If feasible and designed effectively, some form of cap on the price of imported gas could reallocate surplus from exporters to Europe. As noted above, however, it could also reduce supplies to the EU. One possible way of getting around this might be to use the EU’s recently set-up common gas purchases platform to cover any shortfall, potentially negotiating prices above the agreed price cap with (friendly) suppliers.
How to reduce demand in the short-term?
Demand reduction will likely be quite important this winter – both for electricity and gas – for ensuring security of supplies and keeping costs to a minimum. The IEA notes that behavioural changes can save significant amounts of energy – citing estimates for the USA of up to 20% of household demand that could be saved. Policymakers can help unlock such savings through ‘nudges’, such as information campaigns. For example, in response to a text message from the state grid operator warning of imminent public safety issues, Californian customers delivered 2 GW of demand reduction over a 20-30 minute period, helping to avoid rolling blackouts.
Policymakers can also support demand-response and energy efficiency by ensuring customers face the right incentives. Subsidising energy and capping prices may deliver relief to customers, but such measures reduce the benefit to customers of saving energy. Financial support to customers can be granted while ensuring customers remain exposed to market price signals (for example, through income support). Avoiding price caps and energy subsidies will also help ensure the co-ordinated demand reduction mechanisms being developed by the Commission targets energy savings where these are likely to be cheapest to society.
The long-term assignment
The Commission is also preparing more structural reform to energy markets. Speed and ease of implementation will be given greater weighting when evaluating short-term interventions. But it is also important the Commission considers how consistent its crisis measures are with its desired medium-term to long-term model.

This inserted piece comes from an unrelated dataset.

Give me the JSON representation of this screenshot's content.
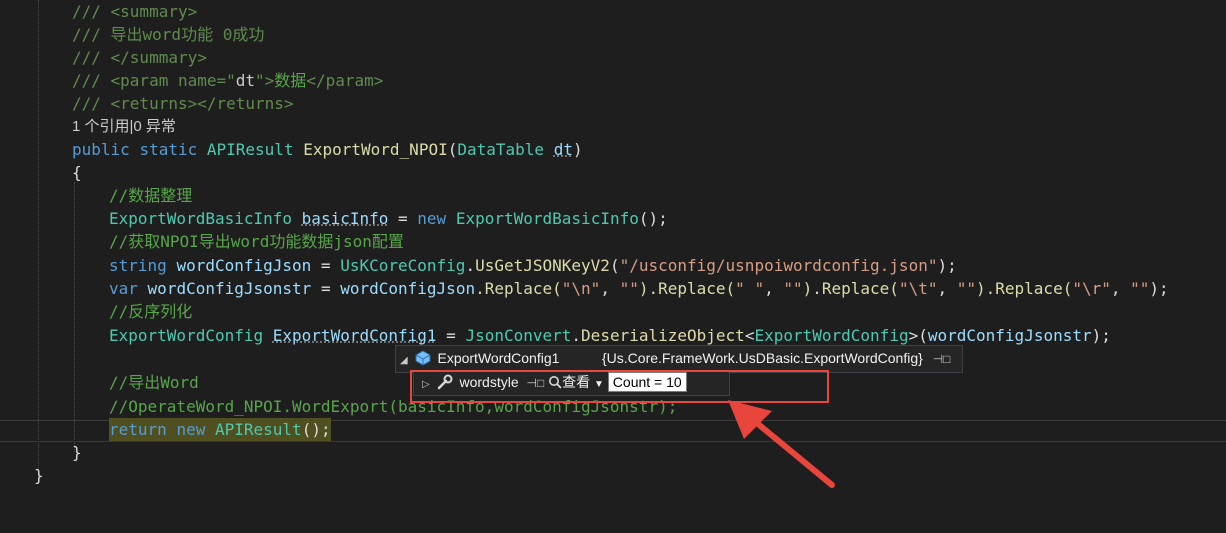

The Commission has identified the need to accelerate investment in renewable energy and energy efficiency in the coming years. For this to happen, especially given that public budgets are stretched post-COVID, policymakers will be no doubt keen to maximise investment from the private sector. So it will be important to avoid driving investment away through short-term interventions and to reassure investors regarding future business models. Similar considerations apply to the suggested ‘solidarity contribution’ from fossil fuel companies - Europe’s fossil fuel consumption will not drop to zero overnight (indeed, in the medium-term, use of coal and lignite may persist for longer than previously expected). In the long-run, the costs of the transition will be lowest if risks (including politically-driven risks) are appropriately allocated between investors, government and consumers.
Similarly, if energy prices remain elevated over the coming years, there is a need to put support for consumers on a more sustainable footing. In particular, shifting away from financial support for consumption towards boosting energy efficiency. Customers are likely to seek ways of reducing consumption themselves in response to price signals. But policymakers will also need to address regulatory and behavioural barriers to investment in energy efficiency. This may stretch tight public budgets still further. The silver lining is that such investments are likely to pay back in record time.